Page and Young developed another important unit, the duplexer. This device allowed a common antenna to be used for both transmitting and receiving. With other improvements, a full prototype system was first tested at sea on the in April 1937. Initially designated the XAF, the system was improved and tested, then placed into production as the CXAM radar, the first such system deployed by the U.S. Navy starting in May 1940. (The acronym RADAR was coined by the Navy at that time as a cover for the highly classified work in this new technology.)

Page, together with the staff at the NRL, made many other major contributions to the overall evolution of radar. In addition to the duplexer, another major invention was the ring oscillator, an arrangement that allowed multiple power tubes to function as one in a transmitter and greatly increasing the power. Still another was the plan position indicator (PPI), proving the well-known circular presentation on the screen of a cathode-ray tube.

When the high-power cavity magnetron from Great Britain was introduced into America by the Tizard Mission in 1940, Page turned his attention to microwave radar and, working with the MIT Radiation Laboratory and the Bell Telephone Laboratories, made invaluable contributions to this new technology. One of the most significant was a system that greatly improved the angular accuracy of tracking radars. Called monopulse radar, it was first demonstrated in 1943. This highly complex technology was later used in the AN/FPS-16, likely the most popular tracking radar in history.

Following World War II, the NRL returned to performing a wide variety of basic and applied research for all parts of the Navy. Page participated broadly in these activities and in 1957 was named the NRL Director of Research. He served in this position until he retired in 1966. In his four decades at the NRL, he was awarded 65 patents, 40 directly in radar, more than any other person or group of persons.

==Recognition==

For his accomplishments at the Naval Research Laboratory, Page was recognized by three Presidents:
- Harry S. Truman, in 1946, awarded him the Certificate of Merit in aid of the war effort.
- Dwight D. Eisenhower, in 1960, presented him with the Presidential Award for Distinguished Civilian Service, the highest honor for a career employee.
- Ronald Reagan, in 1986, wrote to him remarking that 50 years after his initial radar work "our nation's scientists continue to rely on your research."

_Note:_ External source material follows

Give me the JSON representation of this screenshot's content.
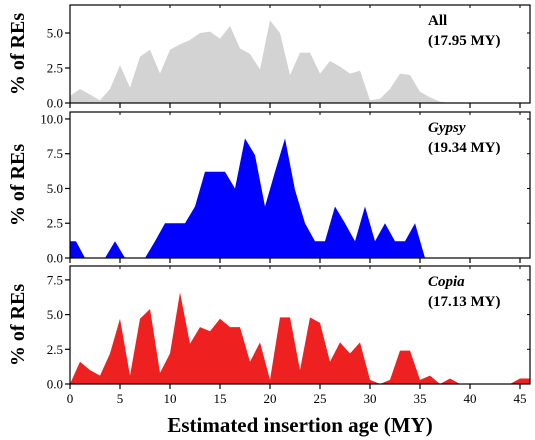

In 1957, he was awarded the Stuart Ballantine Medal from The Franklin Institute in Philadelphia, Pennsylvania.

In 1979, Page was inducted into the Minnesota Inventors Hall of Fame. He was awarded the D.Sc. Honorius Causa degree by Hamline University.

The Institute of Radio Engineers recognized Page with the 1953 Harry Diamond Memorial Award for "outstanding contributions to the development of radar.

==Personal==

A devout Christian and creationist, Page lectured on the relationship of science and Biblical scripture throughout his career. Page died of heart failure in 1992 at Edina, Minnesota.